Visitors to Berlin as well as long-term residents will soon encounter one of Berlin’s gang of roving ticket controllers. For those subject to the frequent checks, it’s somewhat surprising that there are only a few hundred prowling Berlin’s U and S-Bahns. They’re easy enough to spot. Look for 2 terribly dressed people who get on through the same door, move to opposite ends of the carriage and then start looking shifty. That’s your cue to jump out the closing doors (if you don’t have a ticket, of course). Once the doors slam shut, said controllers will flop out their ID badges and go hunting, almost always catching at least one person.
What are your options?
If you do decide to embark sans ticket, you have 3 options:
- Own up.
- Make a run for it.
- Be homeless. Controllers never check homeless for the obvious reason that they don’t have a home to send the fine to.
If you are really intent on schwarzfahren, check out this Vice article for ideas.

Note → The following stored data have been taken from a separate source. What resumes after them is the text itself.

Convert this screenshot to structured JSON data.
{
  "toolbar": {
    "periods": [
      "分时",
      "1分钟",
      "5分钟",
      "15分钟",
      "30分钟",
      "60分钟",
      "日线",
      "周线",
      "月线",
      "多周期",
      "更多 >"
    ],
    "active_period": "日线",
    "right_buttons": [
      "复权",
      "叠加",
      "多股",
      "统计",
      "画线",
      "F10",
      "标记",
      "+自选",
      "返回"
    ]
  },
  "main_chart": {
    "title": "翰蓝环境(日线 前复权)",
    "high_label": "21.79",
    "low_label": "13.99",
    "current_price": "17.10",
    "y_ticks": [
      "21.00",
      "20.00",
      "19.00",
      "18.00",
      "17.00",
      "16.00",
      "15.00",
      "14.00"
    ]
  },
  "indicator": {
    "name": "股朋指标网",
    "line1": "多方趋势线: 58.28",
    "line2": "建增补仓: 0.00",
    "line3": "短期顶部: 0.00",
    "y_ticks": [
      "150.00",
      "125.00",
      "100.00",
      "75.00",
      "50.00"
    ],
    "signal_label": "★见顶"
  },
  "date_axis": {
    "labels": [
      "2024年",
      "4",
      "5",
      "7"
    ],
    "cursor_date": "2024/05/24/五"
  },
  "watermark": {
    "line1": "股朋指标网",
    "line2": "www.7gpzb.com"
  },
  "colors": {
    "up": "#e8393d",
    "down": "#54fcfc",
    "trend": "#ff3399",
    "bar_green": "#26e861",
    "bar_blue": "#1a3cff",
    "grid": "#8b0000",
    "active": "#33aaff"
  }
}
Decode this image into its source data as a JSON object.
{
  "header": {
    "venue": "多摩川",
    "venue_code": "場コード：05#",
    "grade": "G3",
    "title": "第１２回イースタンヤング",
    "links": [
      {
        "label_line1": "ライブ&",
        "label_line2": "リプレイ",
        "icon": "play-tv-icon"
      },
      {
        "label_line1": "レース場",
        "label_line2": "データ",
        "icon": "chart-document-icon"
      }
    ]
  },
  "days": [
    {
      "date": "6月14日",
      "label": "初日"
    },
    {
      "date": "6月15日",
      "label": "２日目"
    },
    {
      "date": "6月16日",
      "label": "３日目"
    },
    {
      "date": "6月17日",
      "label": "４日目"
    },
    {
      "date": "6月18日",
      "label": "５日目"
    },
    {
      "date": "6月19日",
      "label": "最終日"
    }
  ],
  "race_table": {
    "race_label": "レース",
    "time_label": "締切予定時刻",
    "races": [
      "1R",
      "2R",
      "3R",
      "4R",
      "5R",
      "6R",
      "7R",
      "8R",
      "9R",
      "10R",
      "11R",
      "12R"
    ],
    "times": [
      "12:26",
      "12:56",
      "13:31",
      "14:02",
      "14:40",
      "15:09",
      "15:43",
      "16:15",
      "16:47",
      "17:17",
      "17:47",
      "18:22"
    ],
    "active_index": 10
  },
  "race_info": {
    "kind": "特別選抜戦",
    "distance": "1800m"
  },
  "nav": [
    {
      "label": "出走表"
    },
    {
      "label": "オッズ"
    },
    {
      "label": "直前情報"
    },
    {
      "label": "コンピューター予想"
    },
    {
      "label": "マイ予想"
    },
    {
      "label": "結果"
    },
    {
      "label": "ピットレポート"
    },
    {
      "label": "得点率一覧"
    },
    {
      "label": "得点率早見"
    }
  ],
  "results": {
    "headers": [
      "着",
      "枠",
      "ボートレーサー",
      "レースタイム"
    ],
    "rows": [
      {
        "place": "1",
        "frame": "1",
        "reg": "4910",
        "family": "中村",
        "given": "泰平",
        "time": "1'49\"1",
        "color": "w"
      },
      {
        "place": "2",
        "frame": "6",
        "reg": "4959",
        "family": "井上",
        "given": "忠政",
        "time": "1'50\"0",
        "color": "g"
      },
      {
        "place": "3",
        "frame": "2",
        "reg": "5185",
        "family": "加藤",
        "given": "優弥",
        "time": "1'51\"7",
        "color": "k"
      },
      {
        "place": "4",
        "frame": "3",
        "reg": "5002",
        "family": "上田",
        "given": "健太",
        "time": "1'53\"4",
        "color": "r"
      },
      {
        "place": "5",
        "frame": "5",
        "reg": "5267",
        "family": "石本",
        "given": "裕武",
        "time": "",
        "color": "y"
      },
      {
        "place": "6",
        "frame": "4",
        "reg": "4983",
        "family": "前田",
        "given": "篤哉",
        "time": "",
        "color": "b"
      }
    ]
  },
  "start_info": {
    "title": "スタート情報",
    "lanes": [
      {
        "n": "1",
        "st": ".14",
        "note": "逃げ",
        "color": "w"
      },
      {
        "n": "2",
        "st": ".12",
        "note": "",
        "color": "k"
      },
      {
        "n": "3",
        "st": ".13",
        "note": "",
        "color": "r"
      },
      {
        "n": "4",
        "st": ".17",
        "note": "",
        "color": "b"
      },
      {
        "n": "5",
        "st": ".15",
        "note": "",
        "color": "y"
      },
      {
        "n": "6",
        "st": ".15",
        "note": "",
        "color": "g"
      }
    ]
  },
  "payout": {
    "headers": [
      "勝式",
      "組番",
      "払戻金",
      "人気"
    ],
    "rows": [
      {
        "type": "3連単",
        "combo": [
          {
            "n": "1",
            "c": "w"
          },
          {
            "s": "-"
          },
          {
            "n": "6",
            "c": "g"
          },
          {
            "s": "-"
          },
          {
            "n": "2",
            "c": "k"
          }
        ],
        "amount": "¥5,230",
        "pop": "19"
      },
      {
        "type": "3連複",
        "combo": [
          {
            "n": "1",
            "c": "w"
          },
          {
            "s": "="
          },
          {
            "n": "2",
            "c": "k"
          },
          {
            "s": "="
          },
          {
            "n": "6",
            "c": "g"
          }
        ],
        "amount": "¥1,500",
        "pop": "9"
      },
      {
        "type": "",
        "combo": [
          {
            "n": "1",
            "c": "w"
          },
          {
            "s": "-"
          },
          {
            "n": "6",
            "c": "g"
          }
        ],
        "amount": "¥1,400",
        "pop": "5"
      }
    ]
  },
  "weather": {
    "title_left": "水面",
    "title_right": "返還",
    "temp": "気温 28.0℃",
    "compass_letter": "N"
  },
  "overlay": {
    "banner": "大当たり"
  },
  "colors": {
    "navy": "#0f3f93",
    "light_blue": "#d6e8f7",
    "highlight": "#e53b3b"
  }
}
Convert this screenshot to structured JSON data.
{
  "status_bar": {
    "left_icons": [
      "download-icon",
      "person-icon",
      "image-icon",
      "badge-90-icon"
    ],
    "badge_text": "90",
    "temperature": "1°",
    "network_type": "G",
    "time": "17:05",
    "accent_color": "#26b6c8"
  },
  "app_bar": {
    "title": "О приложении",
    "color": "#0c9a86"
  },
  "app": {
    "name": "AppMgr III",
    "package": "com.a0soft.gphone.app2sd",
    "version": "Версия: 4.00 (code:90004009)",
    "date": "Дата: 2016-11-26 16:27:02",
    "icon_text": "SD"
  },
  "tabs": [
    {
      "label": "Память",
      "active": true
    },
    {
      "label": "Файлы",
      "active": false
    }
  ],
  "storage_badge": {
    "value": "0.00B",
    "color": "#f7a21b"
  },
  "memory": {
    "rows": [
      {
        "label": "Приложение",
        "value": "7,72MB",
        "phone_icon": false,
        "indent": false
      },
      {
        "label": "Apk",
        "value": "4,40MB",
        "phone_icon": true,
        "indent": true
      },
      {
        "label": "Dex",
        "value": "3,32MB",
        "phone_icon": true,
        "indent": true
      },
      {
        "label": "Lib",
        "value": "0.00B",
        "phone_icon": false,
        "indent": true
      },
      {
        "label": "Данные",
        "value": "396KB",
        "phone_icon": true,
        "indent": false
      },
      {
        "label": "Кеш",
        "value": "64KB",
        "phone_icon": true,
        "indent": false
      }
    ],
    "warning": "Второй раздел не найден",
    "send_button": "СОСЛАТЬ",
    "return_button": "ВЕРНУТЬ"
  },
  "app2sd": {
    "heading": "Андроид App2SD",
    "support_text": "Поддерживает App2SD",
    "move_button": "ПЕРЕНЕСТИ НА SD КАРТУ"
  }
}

My own ‘brush with the law’ came last January. The controllers come out in force in the first few days of each month, no doubt hoping to catch those who forget to renew their monthly tickets. I was taking the U6 and arrived at Schwarzkopfstraße (who said controllers were without a sense of poetic justice/tragic wit). The station was under total lockdown. The train stopped, the controllers preceded through the carriage and ticketed everyone. It hit in instantly that I hadn’t renewed my ticket. Busted.
A lot of people fall foul of Berlin’s ticket checkers. Last year, 350,000 were caught and slapped with a €40 fine.
This year, the fine has gone up to €60, payable when travelling without a ticket or when neglecting to validate.
Coming from the UK where taking public transport basically makes you a communist, I’ve really come to appreciate what a real mass transit system looks like. If you’re troubled by the ethical implications or the threat of a fine worries you, buy a ticket…..and be in possession of a better memory than mine.